The Times and other news media outlets, today, August 16, 2023, report on the discovery of a photograph of what to me is clearly a melanistic leopard (black panther) in long grass which carried an inscription saying that it was taken in Smallthorne, Staffordshire, UK. The person who wrote the inscription did not provide their full name nor their address and it is undated. It was apparently sent to the Centre for Fortean Zoology.
Update:
The photograph news media which the expert state prove conclusively that there is a black panther in the British countryside, is a fake because you can see a genuine photograph of a black panther on the Pinterest website. I reproduced it below. This photograph has been knitted into the sensationalised story circulating many news media outlets.
Below are the photographs supporting the theory that there is a genuine big cat running around the British countryside. This is been debunked by this article and my thanks to the person who commented for picking out the above photograph from Pinterest which tells us unequivocally that this image was photoshopped i.e. photo edited.
The photograph is part of a documentary film to be aired later this year in the UK on Amazon Prime Video called Panthera Britannia Declassified.
The filmmakers are ecstatic about the finding but I’m going to debunk it. I’m going to prove that this is not evidence that there are big cats roaming the British countryside. And let’s be sure, this is the clearest evidence yet they say.
Smallthorne
A quick search using Google Maps tells me that Smallthorne is a very small urban district in Stoke-on-Trent, UK. It is not, positively not, the British countryside. Therefore, this picture was not taken in the British countryside.
Perhaps the person who sent it in to the archive lived in Stoke-on-Trent! But this surely undermines the veracity of this photograph as good evidence.
Here is a closeup of the location. Entirely urban. No fields!
Contextual landmarks?
Also, there are no contextual landmarks in the photograph to confirm that it was taken in the British countryside. On the face of it, the photograph could have been taken anywhere, in any country. It probably was taken somewhere other than the UK.
If it was taken in the UK, it might have been in a private zoo. It is legally possible to own a black panther in the UK with a licence provided you meet the requirements of that licence. Although clearly, they are rare.
SIDEBAR: In countries such as America, private zoos are common. Although the Big Cat Public Safety Act has stopped the ownership of big cats in the USA. In essence private zoos containing big cats are being phased out in the US thanks to this act which was drawn up, debated and created because of the efforts of Carole Baskin of Big Cat Rescue. That’s another story.
Definitely a black panther but I am unenthusiastic about it
Back this photograph. It is certainly a melanistic leopard but I am not as enthusiastic as Carl Marshall, the assistant director of the above-mentioned centre who told the documentary: “The photograph is unambiguous, it is clearly a large cat of the Panthera genus, and it’s so clear we can even see it whiskers. The photograph was attached to a mysterious handwritten letter, which includes a date without the year, isn’t signed with a full name and doesn’t have the sender’s address. It does state the photo was taken and if it’s genuine, there is probably the best photo of a British big cat that exists.”
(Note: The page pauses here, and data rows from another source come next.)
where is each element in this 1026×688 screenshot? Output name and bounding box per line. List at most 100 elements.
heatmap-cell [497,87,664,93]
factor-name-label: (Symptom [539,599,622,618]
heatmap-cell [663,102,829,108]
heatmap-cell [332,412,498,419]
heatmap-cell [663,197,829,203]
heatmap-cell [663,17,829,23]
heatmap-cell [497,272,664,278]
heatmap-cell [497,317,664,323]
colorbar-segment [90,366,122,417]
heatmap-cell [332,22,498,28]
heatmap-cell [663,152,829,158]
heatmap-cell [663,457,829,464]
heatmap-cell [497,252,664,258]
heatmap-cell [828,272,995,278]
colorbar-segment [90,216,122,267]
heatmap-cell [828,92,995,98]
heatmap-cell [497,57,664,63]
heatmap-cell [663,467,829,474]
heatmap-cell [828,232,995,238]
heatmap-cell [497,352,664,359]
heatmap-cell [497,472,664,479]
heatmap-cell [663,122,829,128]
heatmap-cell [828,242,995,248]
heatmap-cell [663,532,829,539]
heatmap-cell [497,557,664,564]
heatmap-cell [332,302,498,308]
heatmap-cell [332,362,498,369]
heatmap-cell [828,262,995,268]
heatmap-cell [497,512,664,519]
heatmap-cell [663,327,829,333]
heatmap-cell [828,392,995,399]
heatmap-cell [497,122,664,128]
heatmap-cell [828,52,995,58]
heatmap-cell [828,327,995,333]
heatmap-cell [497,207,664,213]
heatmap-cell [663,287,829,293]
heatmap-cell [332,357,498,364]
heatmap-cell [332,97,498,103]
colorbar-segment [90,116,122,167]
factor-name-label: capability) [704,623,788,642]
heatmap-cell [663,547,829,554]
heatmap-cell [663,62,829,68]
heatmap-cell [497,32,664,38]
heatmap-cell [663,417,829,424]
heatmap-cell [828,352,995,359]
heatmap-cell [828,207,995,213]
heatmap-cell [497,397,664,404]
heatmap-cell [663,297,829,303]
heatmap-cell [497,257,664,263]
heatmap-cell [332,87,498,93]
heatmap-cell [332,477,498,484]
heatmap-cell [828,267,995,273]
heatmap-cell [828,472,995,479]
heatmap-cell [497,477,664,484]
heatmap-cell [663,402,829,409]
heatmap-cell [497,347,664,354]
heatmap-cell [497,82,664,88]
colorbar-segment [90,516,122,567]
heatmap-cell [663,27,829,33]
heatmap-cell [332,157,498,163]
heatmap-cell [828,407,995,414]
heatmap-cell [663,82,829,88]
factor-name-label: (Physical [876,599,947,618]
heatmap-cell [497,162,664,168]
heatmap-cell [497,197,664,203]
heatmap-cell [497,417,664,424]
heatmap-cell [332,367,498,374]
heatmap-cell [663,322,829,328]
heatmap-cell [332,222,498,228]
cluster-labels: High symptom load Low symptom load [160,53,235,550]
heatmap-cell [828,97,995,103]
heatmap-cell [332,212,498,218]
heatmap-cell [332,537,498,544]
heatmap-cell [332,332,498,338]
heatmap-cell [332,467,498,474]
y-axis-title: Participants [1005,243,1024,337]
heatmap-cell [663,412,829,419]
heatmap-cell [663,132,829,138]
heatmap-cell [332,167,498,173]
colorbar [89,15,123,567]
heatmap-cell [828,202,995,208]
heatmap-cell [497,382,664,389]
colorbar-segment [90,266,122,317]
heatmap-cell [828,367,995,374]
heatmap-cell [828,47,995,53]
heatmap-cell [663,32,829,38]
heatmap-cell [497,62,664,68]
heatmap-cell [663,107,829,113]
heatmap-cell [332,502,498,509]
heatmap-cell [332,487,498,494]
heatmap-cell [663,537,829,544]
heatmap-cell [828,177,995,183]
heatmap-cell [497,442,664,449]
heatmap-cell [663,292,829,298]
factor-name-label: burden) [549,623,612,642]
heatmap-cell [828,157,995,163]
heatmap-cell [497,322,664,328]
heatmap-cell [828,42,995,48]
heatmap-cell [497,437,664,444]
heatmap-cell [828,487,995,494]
I fully disagree for the reasons stated above. This is another red herring to follow all the others which are always fuzzy pictures of black domestic cats meandering through a field innocently minding their own business doing a spot of hunting while their home is a few hundred yards away on the edge of the countryside.
It’s already been conclusively proven to be a fake.
Amazing as it might sound, it’s just based on an obvious stock photo on Pinterest and other sources here –>
https://www.pinterest.com/pin/233553930665449979/
There’s a full takedown here on Twitter / “X” –>
https://twitter.com/AllyB60361957/status/1691483716852371457
That this made it into all corners of the major UK media is just ludicrous (although maybe we all just really understand that the Essex Lion was too much fun a few years’ ago and we want to play that game again…)
Thank you for this and for adding to the page. It’s good and useful. I will integrate what you say into the article in an amendment.
As a photo-editor, photographer, graphic designer and illustrator, I can immediately tell the photo is either fake or deliberately enhanced. The colour temperature and saturation just doesn’t match!